# Quoting from locked threads



## siares

Hi Mike,
can this be enabled?
Thanks.


----------



## mkellogg

Hi Siares,

Can't you just copy and paste the text?  It isn't as convenient, but it should do the job.


----------



## siares

I can! I was thinking about those who would like to click on the quote to get into labyrinth of other threads on related topics.


----------



## mkellogg

siares said:


> click on the quote to get into labyrinth of other threads on related topics


I don't really understand how clicking on the quote could lead you to see related topics.


----------



## siares

Not directly, quote automatically function as a link to another thread, which may itself contain links to other threads. However, if it is inconvenient to enable the function, I don't mind.


----------



## Gemmenita

siares said:


> (...)quote automatically function as a link to another thread(...)



Hi siares,

Would you please explain more how a quote could automatically function as a link to another thread? Thank you!


----------



## siares

Hi Gemmenita,
this is copy/paste of what someone said on another thread:
*Yes, blue is "close to" purple. And yellow is similarly "close to" green. But they're different.* 
It was a locked thread in C&S. (I am not posting a link to it)

this is quote


Edher said:


> I greatly benefit from this on-line dictionary.
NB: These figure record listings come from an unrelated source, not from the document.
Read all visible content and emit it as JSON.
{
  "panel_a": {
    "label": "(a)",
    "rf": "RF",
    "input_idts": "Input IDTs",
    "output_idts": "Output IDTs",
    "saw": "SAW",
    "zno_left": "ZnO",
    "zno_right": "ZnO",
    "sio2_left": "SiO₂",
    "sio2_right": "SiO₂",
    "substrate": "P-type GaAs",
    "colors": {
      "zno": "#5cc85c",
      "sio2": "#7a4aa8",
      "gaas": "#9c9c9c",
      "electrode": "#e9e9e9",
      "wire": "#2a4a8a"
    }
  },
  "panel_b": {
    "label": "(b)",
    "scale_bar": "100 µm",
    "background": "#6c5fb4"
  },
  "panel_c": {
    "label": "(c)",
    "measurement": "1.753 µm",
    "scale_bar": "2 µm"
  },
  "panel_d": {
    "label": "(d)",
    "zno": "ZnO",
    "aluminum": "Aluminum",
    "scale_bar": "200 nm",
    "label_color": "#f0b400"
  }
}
from an unlocked thread. Clicking on it transports one right to the thread, to the specific post.

It is of course possible to copy a bit of text and then copy/paste a link to a specific post. But many locked threads are centuries old and deserve amnesty.


----------



## Gemmenita

OOOOOH! That's wonderful!
Thank you very much siares!



mkellogg said:


> I don't really understand how clicking on the quote could lead you to see related topics.



Hi Mike. After the explanation of siares, I found how: the only clickable place in siares' inserted Quote is the tiny arrow on the right hand of 'Edher said:'
If we click on it, we go directly to the page where that Quote has been posted, means here.

Huuum...Now that a quote can be related to other topics, that's not a bad idea, siares, to do something to be able to Quote from locked Threads!
Oherwise the only way is to use 'Insert link' button or 'Permalink', as ever...


----------